Has repetitive music been used in neuro-feedback?

Hello,

Has repetitive music been used in neuro-feedback?

I am currently constructing a generative soundscape that features drumming and possibly some ambient sounds. The idea is to use a neuroMeditation protocol:

increase fmTheta (FZ)
decrease Gamma (PZ)

At the moment I plan to reward increased/sustained Theta with the music/drumming becoming more repetitive (more focused) and reward decreased Gamma with some ambient sounds or perhaps some 3d (binaural) spatialisation.

I plan to test for 30 minutes.

Any comments, feedback greatly appreciated.

Cheers, k

1 Like

Hi Krisztian,

I’m not aware of whether this has been done before, but I’m curious to hear the results of your experiment.

What rhythmic frequencies are you planning to use? I know there has been work done on the potentially consciousness-altering effects of repetitive sounds at particular frequencies, as used for example by various traditional healers, shamans, etc.

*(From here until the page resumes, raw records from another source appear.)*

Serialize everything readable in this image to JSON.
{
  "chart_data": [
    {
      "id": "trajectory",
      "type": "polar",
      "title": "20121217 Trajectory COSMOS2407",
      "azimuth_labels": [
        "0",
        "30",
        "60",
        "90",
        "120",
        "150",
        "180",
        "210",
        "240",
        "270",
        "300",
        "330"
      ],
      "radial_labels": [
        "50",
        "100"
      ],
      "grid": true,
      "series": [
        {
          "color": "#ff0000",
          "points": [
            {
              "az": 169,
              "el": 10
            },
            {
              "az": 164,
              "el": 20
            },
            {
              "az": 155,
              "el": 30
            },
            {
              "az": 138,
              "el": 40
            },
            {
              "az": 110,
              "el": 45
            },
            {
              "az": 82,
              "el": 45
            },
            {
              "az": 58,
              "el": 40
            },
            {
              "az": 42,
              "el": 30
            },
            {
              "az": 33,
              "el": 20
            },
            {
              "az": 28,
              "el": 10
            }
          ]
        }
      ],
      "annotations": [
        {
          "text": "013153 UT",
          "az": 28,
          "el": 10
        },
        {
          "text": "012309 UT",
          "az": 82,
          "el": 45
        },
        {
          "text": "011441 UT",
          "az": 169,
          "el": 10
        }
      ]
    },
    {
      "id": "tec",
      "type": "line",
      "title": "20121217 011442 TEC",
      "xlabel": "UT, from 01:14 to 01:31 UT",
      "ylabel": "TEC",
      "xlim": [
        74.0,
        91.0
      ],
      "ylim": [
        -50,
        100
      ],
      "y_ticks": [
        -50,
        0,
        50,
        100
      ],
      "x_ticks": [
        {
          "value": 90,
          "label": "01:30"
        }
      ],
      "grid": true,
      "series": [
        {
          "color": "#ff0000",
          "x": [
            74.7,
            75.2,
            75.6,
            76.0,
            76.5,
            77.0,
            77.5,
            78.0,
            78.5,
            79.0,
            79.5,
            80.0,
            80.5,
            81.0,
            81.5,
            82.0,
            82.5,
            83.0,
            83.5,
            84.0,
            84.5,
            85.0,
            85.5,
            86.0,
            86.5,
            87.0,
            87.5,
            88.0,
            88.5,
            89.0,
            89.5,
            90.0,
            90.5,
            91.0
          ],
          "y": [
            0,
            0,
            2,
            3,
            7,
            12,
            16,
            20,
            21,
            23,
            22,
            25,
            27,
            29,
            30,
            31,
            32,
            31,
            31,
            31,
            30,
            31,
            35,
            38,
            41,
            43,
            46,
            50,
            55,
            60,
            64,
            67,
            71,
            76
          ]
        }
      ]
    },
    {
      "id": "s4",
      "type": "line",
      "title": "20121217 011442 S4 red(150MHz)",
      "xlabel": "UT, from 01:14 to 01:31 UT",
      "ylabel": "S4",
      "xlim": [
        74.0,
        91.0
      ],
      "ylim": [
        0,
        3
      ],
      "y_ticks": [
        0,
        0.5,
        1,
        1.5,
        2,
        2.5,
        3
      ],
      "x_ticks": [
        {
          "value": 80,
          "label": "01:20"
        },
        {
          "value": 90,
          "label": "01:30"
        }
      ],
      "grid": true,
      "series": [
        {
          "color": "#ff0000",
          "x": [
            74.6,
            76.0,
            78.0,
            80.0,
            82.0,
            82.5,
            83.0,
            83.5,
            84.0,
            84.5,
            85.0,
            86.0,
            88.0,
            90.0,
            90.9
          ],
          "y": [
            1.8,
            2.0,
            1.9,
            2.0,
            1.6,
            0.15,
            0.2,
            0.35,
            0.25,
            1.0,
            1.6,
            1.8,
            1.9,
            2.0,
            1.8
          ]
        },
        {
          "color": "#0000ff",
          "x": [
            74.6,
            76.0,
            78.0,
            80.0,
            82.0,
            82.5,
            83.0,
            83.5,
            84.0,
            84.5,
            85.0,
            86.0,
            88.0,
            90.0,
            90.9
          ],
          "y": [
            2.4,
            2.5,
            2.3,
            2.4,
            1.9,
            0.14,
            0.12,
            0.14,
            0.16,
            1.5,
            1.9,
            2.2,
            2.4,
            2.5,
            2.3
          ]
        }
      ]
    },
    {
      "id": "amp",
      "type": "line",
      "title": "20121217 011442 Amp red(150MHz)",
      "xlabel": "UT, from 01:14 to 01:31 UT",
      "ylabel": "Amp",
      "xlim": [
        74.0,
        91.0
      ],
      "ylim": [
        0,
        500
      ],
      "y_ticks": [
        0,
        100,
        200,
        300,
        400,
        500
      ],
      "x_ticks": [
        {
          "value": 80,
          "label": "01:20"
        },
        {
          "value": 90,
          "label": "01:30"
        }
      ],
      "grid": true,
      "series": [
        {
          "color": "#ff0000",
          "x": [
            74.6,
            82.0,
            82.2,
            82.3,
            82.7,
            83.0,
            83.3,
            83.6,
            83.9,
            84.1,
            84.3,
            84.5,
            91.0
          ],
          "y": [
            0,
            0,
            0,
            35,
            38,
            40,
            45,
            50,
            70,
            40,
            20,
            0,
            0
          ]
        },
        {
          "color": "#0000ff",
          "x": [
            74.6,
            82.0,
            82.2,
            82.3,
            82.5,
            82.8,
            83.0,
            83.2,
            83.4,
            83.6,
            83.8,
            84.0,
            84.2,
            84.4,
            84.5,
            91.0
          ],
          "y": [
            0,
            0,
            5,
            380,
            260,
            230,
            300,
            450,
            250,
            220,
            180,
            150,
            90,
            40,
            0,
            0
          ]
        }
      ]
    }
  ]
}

Did you try the protocol you described here?

What hardware are you using?

Thanks for participating on the forum!

Adam

Thanks @AdamM,

The NeuroMeditation protocols were added to the SuperCollider quark, currently on my computer only i.e. not pushed to github yet. The quark is based on the Processing code of the OpenBCI GUI. Hardware we (Fredik and I) use is OpenBCI Cyton, but it should work with Ganglion as well - needs testing.

After experimenting and feedback, I decided to remove the gamma reward and look into measuring phase coherence between locations. (It’s quite difficult to meditate and ‘work’ on being rewarded.)

The last tests with two participants had a synthesised chakapa sound when theta median on FZ went beyond a manually set threshold usually around 1.5 µV.

I tried to add the phase coherence feature for a performance, but only managed to add code that uses theta medians’ amplitude difference between P3-P4 and F3-F4. These differences were used to spatialise sound textures around the audience with a quad speaker setup. In other words the idea was to indicate which part of my brain is more active by moving sound around the listeners.

Correct! The current soundscape uses sonic driving deriving from the shamanic journey tradition, but is not specifically a shamanic journey. The entrainment starts from 6.6hz and slows down exponentially to 4hz i.e. the drumming (participants should focus on) starts on 6.6 beats per second and slows down to 4 beats per second. There is loads of literature for this.

The audio of the performance was recorded, mixed and currently used in a survey for online testing (offline EEG):

Thanks! Any feedback appreciated, k

ps: I just saw you are behind Autodidacts - great! How is the new OpenBCI enclosure coming along?